Human thinking is supposedly more sophisticated than what computers can do. Wolfram disagrees.
But the PCE could fail at the low end, i.e., maybe Rule 30 isn’t a universal computer. Maybe there’s some regularity in Rule 110. We usually think of repetition and nesting as regularity but perhaps there’s another form of regularity. And maybe selects for rules that are complex but have that unexpected form of regularity.
Wolfram thinks the principle is true but his point is that there are ways it could fail. [And thus the PCE is a scientific statement. He doesn’t use the word “falsifiable” but he’s clearly thinking it.]
Systems like 110 seem complex because they’re doing computations as complex as we are when we’re trying to make sense of it.
Computational Irreducibility (CI) argues against predictability. If a system is complex, we can’t predict where it will be in a thousand steps except by running the thousand steps. That is, we can’t figure out the outcome with less effort than the system itself expends. [This is one of the ideas that first attracted me to Wolfram’s thought.] Computational reducibility has been at the heart of many of the sciences: we can tell exactly where the moons of Jupiter will be in the year 3005 without having to wait until 3005. But you can’t predict will step 3005 of Rule 110 will be without going through all 3005 steps.
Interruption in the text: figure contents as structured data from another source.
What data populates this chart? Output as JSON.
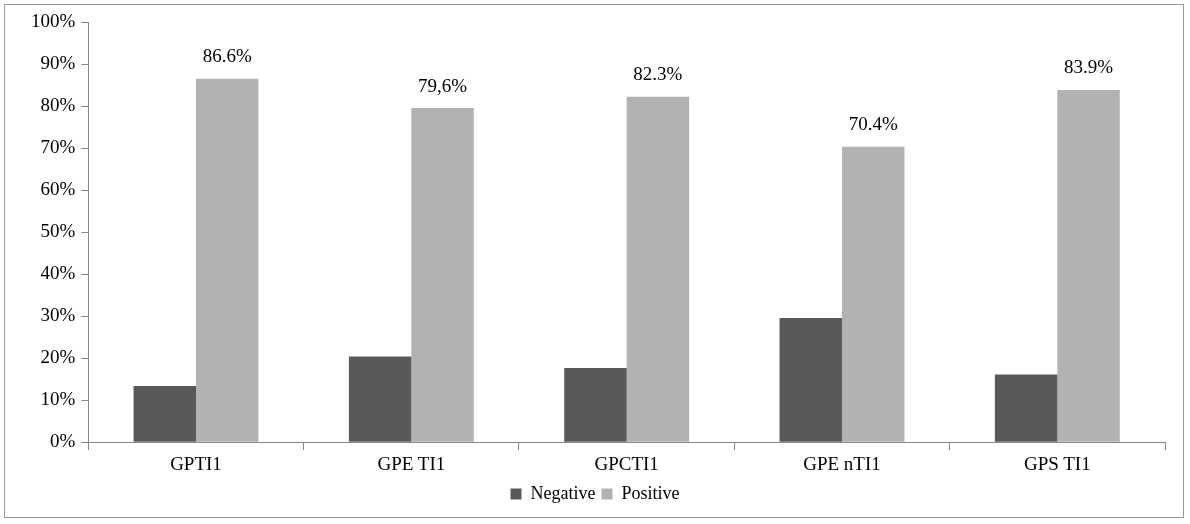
{
  "chart_data": {
    "type": "bar",
    "categories": [
      "GPTI1",
      "GPE TI1",
      "GPCTI1",
      "GPE nTI1",
      "GPS TI1"
    ],
    "series": [
      {
        "name": "Negative",
        "color": "#595959",
        "values": [
          13.4,
          20.4,
          17.7,
          29.6,
          16.1
        ]
      },
      {
        "name": "Positive",
        "color": "#b2b2b2",
        "values": [
          86.6,
          79.6,
          82.3,
          70.4,
          83.9
        ],
        "value_labels": [
          "86.6%",
          "79,6%",
          "82.3%",
          "70.4%",
          "83.9%"
        ]
      }
    ],
    "ylim": [
      0,
      100
    ],
    "yticks": [
      {
        "value": 0,
        "label": "0%"
      },
      {
        "value": 10,
        "label": "10%"
      },
      {
        "value": 20,
        "label": "20%"
      },
      {
        "value": 30,
        "label": "30%"
      },
      {
        "value": 40,
        "label": "40%"
      },
      {
        "value": 50,
        "label": "50%"
      },
      {
        "value": 60,
        "label": "60%"
      },
      {
        "value": 70,
        "label": "70%"
      },
      {
        "value": 80,
        "label": "80%"
      },
      {
        "value": 90,
        "label": "90%"
      },
      {
        "value": 100,
        "label": "100%"
      }
    ],
    "grid": false,
    "legend": "bottom"
  }
}
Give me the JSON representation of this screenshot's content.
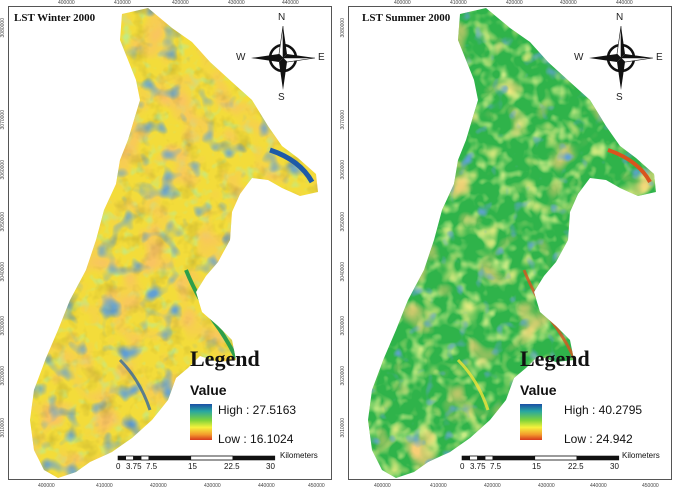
{
  "left": {
    "title": "LST Winter 2000",
    "legend": {
      "heading": "Legend",
      "value_label": "Value",
      "high": "High : 27.5163",
      "low": "Low : 16.1024"
    },
    "compass": {
      "n": "N",
      "s": "S",
      "e": "E",
      "w": "W"
    },
    "scale": {
      "unit": "Kilometers",
      "ticks": [
        "0",
        "3.75",
        "7.5",
        "15",
        "22.5",
        "30"
      ]
    },
    "x_ticks": [
      "400000",
      "410000",
      "420000",
      "430000",
      "440000",
      "450000"
    ],
    "y_ticks": [
      "3080000",
      "3070000",
      "3060000",
      "3050000",
      "3040000",
      "3030000",
      "3020000",
      "3010000"
    ]
  },
  "right": {
    "title": "LST Summer 2000",
    "legend": {
      "heading": "Legend",
      "value_label": "Value",
      "high": "High : 40.2795",
      "low": "Low : 24.942"
    },
    "compass": {
      "n": "N",
      "s": "S",
      "e": "E",
      "w": "W"
    },
    "scale": {
      "unit": "Kilometers",
      "ticks": [
        "0",
        "3.75",
        "7.5",
        "15",
        "22.5",
        "30"
      ]
    },
    "x_ticks": [
      "400000",
      "410000",
      "420000",
      "430000",
      "440000",
      "450000"
    ],
    "y_ticks": [
      "3080000",
      "3070000",
      "3060000",
      "3050000",
      "3040000",
      "3030000",
      "3020000",
      "3010000"
    ]
  },
  "colors": {
    "winter": [
      "#f6e13a",
      "#f2a52c",
      "#9fd63b",
      "#2d9f4a",
      "#1d5aa8",
      "#d9541e"
    ],
    "summer": [
      "#2fb34a",
      "#8fd43a",
      "#f0e23a",
      "#f2a030",
      "#1d5aa8",
      "#d9541e"
    ]
  }
}
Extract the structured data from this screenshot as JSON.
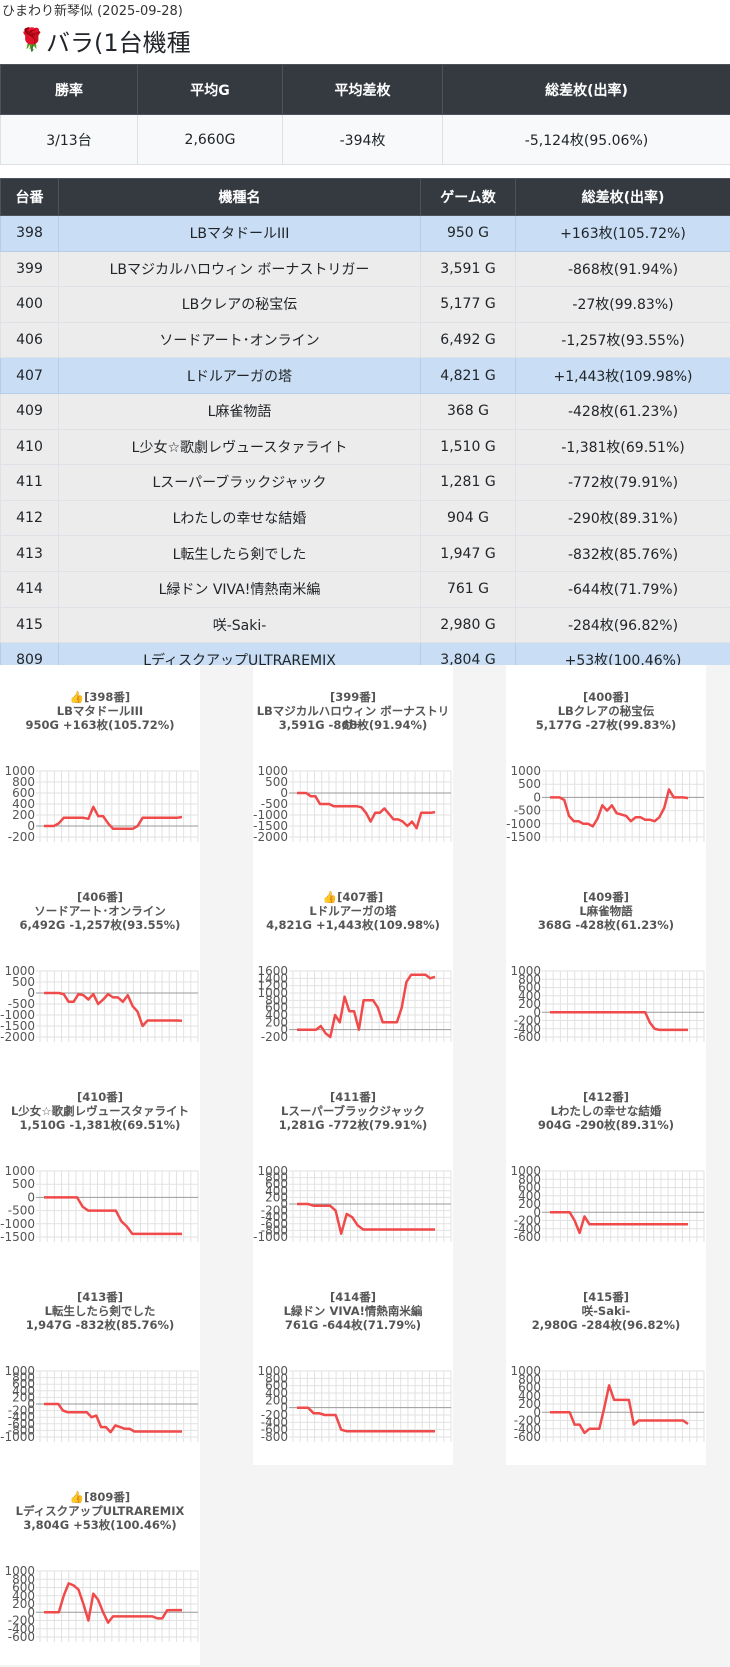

The PCI and PCE means that it simply won’t be possible to find exact solutions (mathematical functions) for some systems.
(In response to a question): The Scott Aronson review was disappointing because Wolfram spent time with him trying to correct his misconstructions but it got published anyway.
Take a question like whether there’s extraterrestial life. We recognize earth life because it shares ancestry. But is there an abstract definition of life? He can’t find one. The same is probable even more true of definitions of intellligence. There’s a threshold of computational sophistication, but beyond that there isn’t an essence of intelligence. Lots of systems have crossed the threshold to universal computation. There’s lots of fun things to talk about distinguishing intelligent systems from merely universally computational ones, involving concepts such as meaning and intention, but unfortunately we’re out of time. [!]